LinuxWorld: Stronger I/O & VM Coming Soon to Linux
Mark Brunelli, News Editor writes "Tim Witham, CTO of Open Source Development Labs and a featured speaker at LinuxWorld, says the next Linux kernel will feature improved input/output and virtualization capabilities. Said Witham: 'Enabling virtualization is a big win [for Linux 2.6] as it allows IT shops to start their development cycles for a technology they will be looking at deploying within the next year or so. There has been lots of good work done with regard to system scalability, memory management, disk I/O, process and thread scalability. Also, work done for availability, like a greatly improved multi-path I/O [were victories].'"
'VM', in the context of the Linux kernel, refers to its virtual memory manager, not virtual machines. It's incredibly misleading to read about 'stronger VM' like this.
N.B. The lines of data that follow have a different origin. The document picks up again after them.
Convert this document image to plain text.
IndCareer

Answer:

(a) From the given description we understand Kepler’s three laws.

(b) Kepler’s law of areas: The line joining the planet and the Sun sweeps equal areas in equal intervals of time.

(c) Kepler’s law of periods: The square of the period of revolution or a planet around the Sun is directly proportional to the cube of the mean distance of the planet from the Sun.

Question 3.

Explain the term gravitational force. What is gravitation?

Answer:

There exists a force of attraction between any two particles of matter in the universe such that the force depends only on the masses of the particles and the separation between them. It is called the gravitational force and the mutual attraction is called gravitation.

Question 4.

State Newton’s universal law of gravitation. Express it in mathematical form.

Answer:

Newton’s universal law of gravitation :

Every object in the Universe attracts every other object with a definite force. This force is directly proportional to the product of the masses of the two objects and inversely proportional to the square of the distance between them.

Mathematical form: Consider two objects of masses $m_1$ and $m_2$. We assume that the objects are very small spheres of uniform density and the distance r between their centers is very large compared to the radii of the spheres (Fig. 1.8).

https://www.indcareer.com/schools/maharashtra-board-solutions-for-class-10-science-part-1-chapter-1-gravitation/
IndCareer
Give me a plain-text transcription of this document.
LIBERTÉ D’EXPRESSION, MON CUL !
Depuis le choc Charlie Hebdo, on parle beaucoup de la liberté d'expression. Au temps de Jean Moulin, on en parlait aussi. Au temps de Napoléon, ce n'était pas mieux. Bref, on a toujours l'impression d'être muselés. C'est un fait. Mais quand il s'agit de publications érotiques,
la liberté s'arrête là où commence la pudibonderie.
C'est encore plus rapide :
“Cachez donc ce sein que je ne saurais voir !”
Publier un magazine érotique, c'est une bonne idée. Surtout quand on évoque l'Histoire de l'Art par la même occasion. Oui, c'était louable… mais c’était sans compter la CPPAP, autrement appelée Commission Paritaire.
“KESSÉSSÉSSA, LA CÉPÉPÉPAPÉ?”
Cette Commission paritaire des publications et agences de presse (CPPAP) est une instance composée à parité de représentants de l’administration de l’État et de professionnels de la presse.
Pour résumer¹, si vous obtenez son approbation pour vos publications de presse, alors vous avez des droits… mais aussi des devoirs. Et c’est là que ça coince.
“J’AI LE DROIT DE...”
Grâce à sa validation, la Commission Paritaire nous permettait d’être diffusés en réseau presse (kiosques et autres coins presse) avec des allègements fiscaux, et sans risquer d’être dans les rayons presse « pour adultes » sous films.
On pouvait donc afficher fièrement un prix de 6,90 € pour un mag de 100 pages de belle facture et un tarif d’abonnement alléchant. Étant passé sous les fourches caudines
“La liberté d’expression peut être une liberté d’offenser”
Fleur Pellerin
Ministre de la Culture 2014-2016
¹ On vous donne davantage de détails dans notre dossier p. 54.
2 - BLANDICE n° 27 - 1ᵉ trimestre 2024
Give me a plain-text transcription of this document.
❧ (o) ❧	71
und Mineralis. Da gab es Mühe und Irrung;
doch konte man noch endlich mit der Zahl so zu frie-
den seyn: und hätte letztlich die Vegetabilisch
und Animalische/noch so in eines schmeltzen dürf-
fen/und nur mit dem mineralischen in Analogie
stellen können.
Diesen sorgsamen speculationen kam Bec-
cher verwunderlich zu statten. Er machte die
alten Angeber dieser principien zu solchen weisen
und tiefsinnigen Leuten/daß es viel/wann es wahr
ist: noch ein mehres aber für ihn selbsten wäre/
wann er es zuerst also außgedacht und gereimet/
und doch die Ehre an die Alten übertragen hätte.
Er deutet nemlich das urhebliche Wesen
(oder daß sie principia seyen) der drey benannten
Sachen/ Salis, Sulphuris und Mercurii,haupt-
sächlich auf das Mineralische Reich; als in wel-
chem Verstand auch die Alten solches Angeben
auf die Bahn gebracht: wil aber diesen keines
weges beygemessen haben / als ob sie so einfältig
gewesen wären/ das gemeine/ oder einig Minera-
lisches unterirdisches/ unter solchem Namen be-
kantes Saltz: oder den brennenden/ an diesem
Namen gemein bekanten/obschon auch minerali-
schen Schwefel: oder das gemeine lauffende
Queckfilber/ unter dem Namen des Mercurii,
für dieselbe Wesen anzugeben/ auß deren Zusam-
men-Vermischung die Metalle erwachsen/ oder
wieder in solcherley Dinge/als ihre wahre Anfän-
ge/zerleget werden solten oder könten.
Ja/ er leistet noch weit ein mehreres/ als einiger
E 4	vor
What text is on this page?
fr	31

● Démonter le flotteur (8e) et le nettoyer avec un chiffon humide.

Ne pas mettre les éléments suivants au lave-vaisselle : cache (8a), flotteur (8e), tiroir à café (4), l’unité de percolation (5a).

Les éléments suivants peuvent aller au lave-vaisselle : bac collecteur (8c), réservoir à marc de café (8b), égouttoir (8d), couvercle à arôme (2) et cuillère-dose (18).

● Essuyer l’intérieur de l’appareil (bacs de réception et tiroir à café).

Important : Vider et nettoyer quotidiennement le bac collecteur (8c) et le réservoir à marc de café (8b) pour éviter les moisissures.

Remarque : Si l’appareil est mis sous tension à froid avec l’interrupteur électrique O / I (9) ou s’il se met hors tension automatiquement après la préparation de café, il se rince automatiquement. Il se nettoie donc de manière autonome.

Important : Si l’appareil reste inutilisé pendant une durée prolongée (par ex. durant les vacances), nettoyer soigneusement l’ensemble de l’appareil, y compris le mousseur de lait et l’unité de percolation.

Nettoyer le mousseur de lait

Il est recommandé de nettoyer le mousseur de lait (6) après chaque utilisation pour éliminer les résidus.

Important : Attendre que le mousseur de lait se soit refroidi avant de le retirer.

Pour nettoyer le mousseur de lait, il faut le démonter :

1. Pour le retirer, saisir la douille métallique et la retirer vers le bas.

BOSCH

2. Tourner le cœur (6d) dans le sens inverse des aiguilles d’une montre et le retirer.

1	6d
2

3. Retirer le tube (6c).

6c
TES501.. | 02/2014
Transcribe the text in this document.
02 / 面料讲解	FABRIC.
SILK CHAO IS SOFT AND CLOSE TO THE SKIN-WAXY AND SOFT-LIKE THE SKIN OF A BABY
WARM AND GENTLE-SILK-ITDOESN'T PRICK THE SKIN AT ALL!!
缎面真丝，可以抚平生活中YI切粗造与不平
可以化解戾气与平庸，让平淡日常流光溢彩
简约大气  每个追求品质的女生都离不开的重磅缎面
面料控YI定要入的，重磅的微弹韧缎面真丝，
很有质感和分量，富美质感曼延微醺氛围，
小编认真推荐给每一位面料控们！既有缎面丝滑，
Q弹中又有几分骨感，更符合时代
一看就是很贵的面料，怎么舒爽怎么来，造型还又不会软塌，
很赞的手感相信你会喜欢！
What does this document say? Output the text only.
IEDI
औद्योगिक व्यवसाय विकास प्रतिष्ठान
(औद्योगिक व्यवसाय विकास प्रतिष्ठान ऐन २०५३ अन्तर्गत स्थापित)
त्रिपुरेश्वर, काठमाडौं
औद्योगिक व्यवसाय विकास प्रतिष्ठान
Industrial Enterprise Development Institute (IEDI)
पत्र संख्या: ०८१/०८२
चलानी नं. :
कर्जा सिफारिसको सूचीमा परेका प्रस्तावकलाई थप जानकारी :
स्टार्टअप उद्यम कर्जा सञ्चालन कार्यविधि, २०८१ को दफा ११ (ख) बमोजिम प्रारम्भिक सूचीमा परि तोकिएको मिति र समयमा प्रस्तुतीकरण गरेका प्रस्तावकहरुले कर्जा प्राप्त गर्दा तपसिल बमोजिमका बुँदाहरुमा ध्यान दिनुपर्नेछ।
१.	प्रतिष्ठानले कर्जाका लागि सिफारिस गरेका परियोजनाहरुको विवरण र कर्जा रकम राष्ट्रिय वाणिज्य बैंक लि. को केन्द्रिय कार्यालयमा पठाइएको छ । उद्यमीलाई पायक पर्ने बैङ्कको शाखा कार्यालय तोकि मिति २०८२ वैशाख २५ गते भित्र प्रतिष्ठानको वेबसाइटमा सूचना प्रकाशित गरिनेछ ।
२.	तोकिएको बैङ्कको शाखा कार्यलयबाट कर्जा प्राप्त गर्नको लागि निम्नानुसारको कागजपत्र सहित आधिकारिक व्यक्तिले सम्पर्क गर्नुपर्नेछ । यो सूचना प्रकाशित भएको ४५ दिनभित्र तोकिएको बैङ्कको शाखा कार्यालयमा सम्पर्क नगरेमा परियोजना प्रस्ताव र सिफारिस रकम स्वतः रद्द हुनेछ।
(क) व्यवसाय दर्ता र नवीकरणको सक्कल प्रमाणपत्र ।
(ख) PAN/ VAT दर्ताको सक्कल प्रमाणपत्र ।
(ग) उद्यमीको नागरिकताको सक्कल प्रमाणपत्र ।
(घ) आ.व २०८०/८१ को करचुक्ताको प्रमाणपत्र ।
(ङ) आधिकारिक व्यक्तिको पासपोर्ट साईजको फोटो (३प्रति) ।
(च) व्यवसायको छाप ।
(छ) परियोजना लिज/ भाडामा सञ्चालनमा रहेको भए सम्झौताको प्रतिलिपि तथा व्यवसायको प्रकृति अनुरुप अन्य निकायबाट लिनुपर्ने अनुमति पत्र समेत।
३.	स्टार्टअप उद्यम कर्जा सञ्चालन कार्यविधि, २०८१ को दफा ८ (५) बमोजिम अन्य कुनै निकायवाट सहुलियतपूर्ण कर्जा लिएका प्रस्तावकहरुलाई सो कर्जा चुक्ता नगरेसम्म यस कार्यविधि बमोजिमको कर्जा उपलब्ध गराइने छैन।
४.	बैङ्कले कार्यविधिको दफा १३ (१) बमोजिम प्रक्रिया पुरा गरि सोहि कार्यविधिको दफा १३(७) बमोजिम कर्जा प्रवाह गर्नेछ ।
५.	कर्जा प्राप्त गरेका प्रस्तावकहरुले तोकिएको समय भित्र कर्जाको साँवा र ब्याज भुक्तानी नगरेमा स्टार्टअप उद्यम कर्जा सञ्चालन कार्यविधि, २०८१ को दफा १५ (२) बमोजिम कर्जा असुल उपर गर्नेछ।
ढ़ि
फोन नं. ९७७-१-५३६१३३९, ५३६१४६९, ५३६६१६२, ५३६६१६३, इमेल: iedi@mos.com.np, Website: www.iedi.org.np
Wasn't usermode Linux integrated into the 2.6 kernel anyway? What improvements in virtualisation is TFA referring to? It seemed remarkably short on details.
Improved I/O means home networks should run closer to the capabilities of the wire, plus multimedia on the computer is less likely to stall when playing. It may also make Linux more attractive to games writers, as a lot of games these days are heavy on multimedia.
It's a small world and it smells funny; I'd buy another if it wasn't for the money; Take back what I paid (SoM)
I agree it's annoying, even using a pre-emptive kernel doesn't seem to help much anymore, although I swear it used to.
Not sure if that was a real post or meant to be humor, but mucking with the VM is not the way to be more stable. There were major stability issues in the early 2.4 kernels due to the new VM that was swapped in. My company is still dealing with bugs in what can be seen as a VM issue - the 4Gb user/4Gb kernel split in RedHat advanced server, and this is in the new U5 update.
The simple answer is Linux uses write-back caching, and will let a process write data faster than it can actually be sent to the disk, thus filling up all the available memory pages and blocking other I/O.